13
Sep
Weighing Pesticide Use in Biofuel Production
(Beyond Pesticides, September 13, 2007) As the debate rages on the impacts of growing plants, including food crops, for biofuel, the environmental impacts of growing practices and energy costs are consistently raised with concern. University of Minnesota scientists, in releasing a report, “Environmental, economic, and energetic costs and benefits of biodiesel and ethanol biofuels,” in the July 15 2007 online Proceedings of the National Academy of Sciences, say that an analysis of the “full life cycles of soybean biodiesel and corn grain ethanol shows that biodiesel has much less of an impact on the environment” and causes less pesticide pollution in its production.

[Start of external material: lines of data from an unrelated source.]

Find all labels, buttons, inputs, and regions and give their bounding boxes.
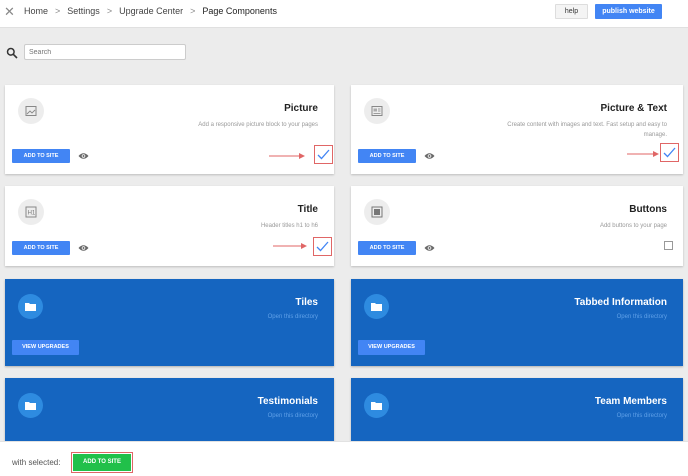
help-button[interactable]: help (555, 4, 588, 19)
directory-subtitle: Open this directory (616, 314, 667, 320)
heading-icon: H1 (18, 199, 44, 225)
breadcrumb-settings[interactable]: Settings (67, 6, 100, 16)
directory-title: Team Members (594, 396, 667, 407)
bulk-add-to-site-button[interactable]: ADD TO SITE (71, 452, 133, 473)
folder-icon (18, 393, 43, 418)
add-to-site-button[interactable]: ADD TO SITE (12, 241, 70, 255)
top-bar: ✕ Home > Settings > Upgrade Center > Page Comp… (0, 0, 688, 28)
search-icon (6, 47, 18, 59)
component-title: Title (297, 204, 318, 215)
bottom-action-bar: with selected: ADD TO SITE (0, 441, 688, 476)
directory-title: Tiles (295, 297, 318, 308)
component-title: Buttons (629, 204, 667, 215)
breadcrumb-separator-icon: > (55, 6, 61, 16)
image-icon (18, 98, 44, 124)
component-card-picture-text: Picture & Text Create content with image… (351, 85, 683, 174)
directory-card-tabbed-information[interactable]: Tabbed Information Open this directory V… (351, 279, 683, 366)
arrow-icon (273, 243, 307, 249)
eye-icon[interactable] (424, 244, 435, 252)
breadcrumb-separator-icon: > (106, 6, 113, 16)
directory-card-tiles[interactable]: Tiles Open this directory VIEW UPGRADES (5, 279, 334, 366)
add-to-site-button[interactable]: ADD TO SITE (358, 149, 416, 163)
bulk-add-label: ADD TO SITE (73, 454, 131, 471)
eye-icon[interactable] (424, 152, 435, 160)
breadcrumb-page-components: Page Components (202, 6, 277, 16)
component-description: Add a responsive picture block to your p… (198, 122, 318, 128)
component-description: Create content with images and text. Fas… (507, 122, 667, 138)
folder-icon (18, 294, 43, 319)
with-selected-label: with selected: (12, 458, 61, 467)
breadcrumb-separator-icon: > (190, 6, 196, 16)
add-to-site-button[interactable]: ADD TO SITE (12, 149, 70, 163)
search-input[interactable] (24, 44, 186, 60)
component-title: Picture (284, 103, 318, 114)
publish-website-button[interactable]: publish website (595, 4, 662, 19)
directory-card-testimonials[interactable]: Testimonials Open this directory (5, 378, 334, 448)
directory-title: Testimonials (257, 396, 318, 407)
eye-icon[interactable] (78, 152, 89, 160)
close-icon[interactable]: ✕ (4, 4, 15, 20)
button-icon (364, 199, 390, 225)
select-checkbox[interactable] (314, 145, 333, 164)
eye-icon[interactable] (78, 244, 89, 252)
select-checkbox[interactable] (313, 237, 332, 256)
select-checkbox[interactable] (660, 143, 679, 162)
directory-subtitle: Open this directory (267, 314, 318, 320)
directory-subtitle: Open this directory (616, 413, 667, 419)
arrow-icon (627, 151, 659, 157)
view-upgrades-button[interactable]: VIEW UPGRADES (358, 340, 425, 355)
directory-title: Tabbed Information (574, 297, 667, 308)
directory-subtitle: Open this directory (267, 413, 318, 419)
breadcrumb: Home > Settings > Upgrade Center > Page Compon… (24, 6, 277, 16)
breadcrumb-upgrade-center[interactable]: Upgrade Center (119, 6, 183, 16)
component-description: Add buttons to your page (599, 223, 667, 229)
image-text-icon (364, 98, 390, 124)
breadcrumb-home[interactable]: Home (24, 6, 48, 16)
directory-card-team-members[interactable]: Team Members Open this directory (351, 378, 683, 448)
component-card-title: H1 Title Header titles h1 to h6 ADD TO S… (5, 186, 334, 266)
select-checkbox[interactable] (664, 241, 673, 250)
component-card-buttons: Buttons Add buttons to your page ADD TO … (351, 186, 683, 266)
component-title: Picture & Text (600, 103, 668, 114)
add-to-site-button[interactable]: ADD TO SITE (358, 241, 416, 255)
component-card-picture: Picture Add a responsive picture block t… (5, 85, 334, 174)
arrow-icon (269, 153, 305, 159)
component-description: Header titles h1 to h6 (260, 223, 318, 229)
view-upgrades-button[interactable]: VIEW UPGRADES (12, 340, 79, 355)
svg-text:H1: H1 (28, 211, 36, 217)
folder-icon (364, 393, 389, 418)
folder-icon (364, 294, 389, 319)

It can be argued that if crops are to be grown for fuel, they should only be grown organically to reduce energy consumption and sequester atmospheric carbon at the highest possible rates (see “The Organic Farming Response to Climate Change“). A September 9, 2007 New York Times article, “Mali’s Farmers Discover A Weed’s Potential Power,” cites a plant found in Mali, called jatropha, that grows under the harshest soil and weather conditions without any pesticides and little fertilization and is an ideal source for biofuel. The author of the Times piece describes the plant with “poisonous black seeds dropping from the seemingly worthless weed that had grown around” family farms for decades. Of course, the plant has never been worthless, as the author herself notes that it has been used by farmers as a fence, with repellent characteristics for grazing animals because of its smell and taste, and as a guard against erosion.
Jatropha can be incorporated into agricultural production and subsistence farming. However, critics are concerned about the social effects of converting land used to produce food to biofuel plants and the environmental impacts of biofuel plantations encroaching on sensitive land areas. It comes as no surprise that big oil companies are already investing in jatropha production. A sobering critique, issued by the United Nations in May 2007 by Alexander Muller, Assistant Director-General for the Sustainable Development Department of the Food and Agricultural Organization (FAO), finds that, “[B]iofuel programmes could result in concentration of ownership that could drive the world’s poorest farmers off their land and into deeper poverty.” The UN report, Sustainable energy: A framework for decision-makers, weighs the positives and negatives and sets a framework for establishing a worldwide code of conduct.